Posted on January 8, 2004 @ 9:30 am

My hair grows fast. Freakishly fast. We’re talking I-need-a-haircut-every-two-weeks fast here. Unfortunately, I have a tendency to wait closer to four or five weeks between haircuts. Without fail, this leads to the following conversation every time I go to the barber shop:

Me: Give me a number-one clipper guard on the sides and back, faded up to the top. Thin it out a bit on top and leave it just long enough not to stick up.
Barber: Are you sure? That’s pretty short, you know. How long has it been since your last haircut?
Me: About a month.
Barber: Wow! Your hair grows fast!

Now, in the immortal words of Bill Cosby, I told you that so I could tell you this.

Each time I have that conversation with my barber, I make the exact same joke in response. When she comments on how quickly my hair grows, I reply, “Well, I guess it’s better the alternative!” We both politely chuckle, and she begins cutting my hair.

I realize that the joke is lame. I also realize that my current barber has heard me share my little bon mot a dozen times already, which makes it even lamer. Each time that I go to the barbershop, I tell myself that I’m not going to make the same joke, but it’s like a knee-jerk reaction at this point. She says “grows fast,” and I say “better than the alternative.” Try as I might, I can’t resist. In fact, I did it again just last week.

I’m starting to feel like a Dangerfield-esque one-trick pony in the barber chair. I can just imagine my barber looking at the appointment book on the day that I’m going in and telling her co-workers, “Oh, look–I’m cutting the ‘better than the alternative’ guy’s hair today. Joy.” Clearly, I need to work up some new material before my next haircut.

Posted by Jess | Filed Under Life in a Nutshell |

4 comments so far...

  1. jp January 8, 2004 4:01 pm

    I can relate; nearly every time I used to get a haircut, the barber would tell me that I have the thickest hair he/she has ever seen.

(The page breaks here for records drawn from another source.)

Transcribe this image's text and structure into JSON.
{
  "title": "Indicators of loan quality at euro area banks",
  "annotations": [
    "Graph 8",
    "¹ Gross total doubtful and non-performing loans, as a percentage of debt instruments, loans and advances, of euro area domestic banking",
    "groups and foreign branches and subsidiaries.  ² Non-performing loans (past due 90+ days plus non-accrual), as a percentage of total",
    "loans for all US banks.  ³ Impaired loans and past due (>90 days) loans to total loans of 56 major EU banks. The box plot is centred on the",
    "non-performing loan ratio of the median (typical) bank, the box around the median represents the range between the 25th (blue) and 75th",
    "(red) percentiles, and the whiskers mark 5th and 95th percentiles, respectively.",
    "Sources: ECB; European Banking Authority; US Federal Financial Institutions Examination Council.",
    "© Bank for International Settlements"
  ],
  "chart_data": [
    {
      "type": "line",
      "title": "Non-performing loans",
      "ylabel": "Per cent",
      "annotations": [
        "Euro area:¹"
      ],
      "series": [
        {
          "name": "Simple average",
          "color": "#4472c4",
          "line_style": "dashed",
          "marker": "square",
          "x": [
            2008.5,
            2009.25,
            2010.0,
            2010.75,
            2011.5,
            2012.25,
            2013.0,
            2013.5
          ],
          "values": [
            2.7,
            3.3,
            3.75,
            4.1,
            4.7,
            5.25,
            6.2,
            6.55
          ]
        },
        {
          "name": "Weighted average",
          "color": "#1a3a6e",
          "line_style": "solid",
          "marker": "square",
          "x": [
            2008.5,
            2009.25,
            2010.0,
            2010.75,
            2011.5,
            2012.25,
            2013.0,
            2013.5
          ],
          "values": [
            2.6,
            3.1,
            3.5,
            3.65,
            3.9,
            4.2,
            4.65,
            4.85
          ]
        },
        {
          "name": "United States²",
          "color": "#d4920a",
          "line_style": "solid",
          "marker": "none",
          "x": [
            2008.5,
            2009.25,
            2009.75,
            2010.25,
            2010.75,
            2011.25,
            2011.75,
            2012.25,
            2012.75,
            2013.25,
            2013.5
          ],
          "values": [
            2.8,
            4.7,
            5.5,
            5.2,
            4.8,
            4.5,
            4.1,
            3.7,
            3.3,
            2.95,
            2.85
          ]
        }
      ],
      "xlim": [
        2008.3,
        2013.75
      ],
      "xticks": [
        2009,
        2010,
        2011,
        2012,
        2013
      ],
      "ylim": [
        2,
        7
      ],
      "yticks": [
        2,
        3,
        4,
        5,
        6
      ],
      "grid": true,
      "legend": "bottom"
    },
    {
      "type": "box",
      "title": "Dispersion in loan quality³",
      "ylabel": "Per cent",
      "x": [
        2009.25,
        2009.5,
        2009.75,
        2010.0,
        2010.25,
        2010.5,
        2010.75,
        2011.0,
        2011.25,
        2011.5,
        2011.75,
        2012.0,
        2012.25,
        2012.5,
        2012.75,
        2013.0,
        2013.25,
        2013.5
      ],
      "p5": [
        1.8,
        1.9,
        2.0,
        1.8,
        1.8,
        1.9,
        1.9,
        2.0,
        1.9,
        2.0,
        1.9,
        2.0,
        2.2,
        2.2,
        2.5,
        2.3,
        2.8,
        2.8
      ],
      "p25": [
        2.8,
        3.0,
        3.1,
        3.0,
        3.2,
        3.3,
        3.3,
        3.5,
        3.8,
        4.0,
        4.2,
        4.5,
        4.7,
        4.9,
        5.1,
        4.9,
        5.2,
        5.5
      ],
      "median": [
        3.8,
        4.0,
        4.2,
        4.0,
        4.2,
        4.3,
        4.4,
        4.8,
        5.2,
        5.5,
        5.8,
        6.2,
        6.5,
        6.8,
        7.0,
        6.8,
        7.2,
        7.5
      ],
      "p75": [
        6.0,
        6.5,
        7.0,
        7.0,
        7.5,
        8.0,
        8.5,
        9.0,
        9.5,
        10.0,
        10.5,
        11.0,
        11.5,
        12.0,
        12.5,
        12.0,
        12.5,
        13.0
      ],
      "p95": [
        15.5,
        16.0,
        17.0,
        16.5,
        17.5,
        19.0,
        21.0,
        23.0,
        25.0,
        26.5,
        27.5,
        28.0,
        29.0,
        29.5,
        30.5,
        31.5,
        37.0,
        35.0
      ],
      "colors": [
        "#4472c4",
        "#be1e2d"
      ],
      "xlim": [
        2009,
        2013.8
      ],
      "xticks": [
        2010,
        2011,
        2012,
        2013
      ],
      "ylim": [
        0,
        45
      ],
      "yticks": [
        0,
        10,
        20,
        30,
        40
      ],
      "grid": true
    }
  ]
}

What’s the correct response to that? I don’t know if it made my hair more difficult to cut, or if I was being told that it was a blessing to have such thick hair. I usually just sat there in awkward silence like a total moron, which probably made me appear rude (and could be the cause of my receiving quite a few bad haircuts). A few times, the barber even brought over the other barbers in the shop to witness the awesome thickness of my freakish hair. Anyway, it got pretty annoying, and I started dreading the situation. I eventually started getting my hair cut really short, and it apparently made the odd hair thickness less obvious.

    However, I too have the weird, rapid-growth problem and got into a similar predicament as yourself. Also, you failed to mention the cost involved with paying for a haircut so often, which is one reason why I grew my hair out in the first place. It was a no-win situation. I referred to it as “The Catch-22 of Hair.” Actually, I didn’t, but it seems fitting now that I think of it. Regardless, as an answer to all things hair and barber, I convinced the wife to learn how to cut my hair. If you want to follow in my footsteps, I suggest starting to care a lot less about getting a good haircut.

  2. Jess January 10, 2004 8:00 pm

    Hrm. You have freak hair, too, eh? Maybe there was something in the water back in Castlewood.

    I wonder if there’s a support group out there for people like us. The Too-Much-Hair Club for Men perhaps?

  3. Andy January 10, 2004 8:23 pm

    Apparently I didn’t live in Castlewood long enough. I want my hair back!

  4. triticale January 19, 2004 1:50 pm

    I avoid this entire issue by the simple expedient of having my wee wifey trim my hair back to even with the bottom edge of my shoulder blades a couple times a year.

    On the other hand, any time a waitress askes if there is anything else she could get us, I ask for a good night’s sleep.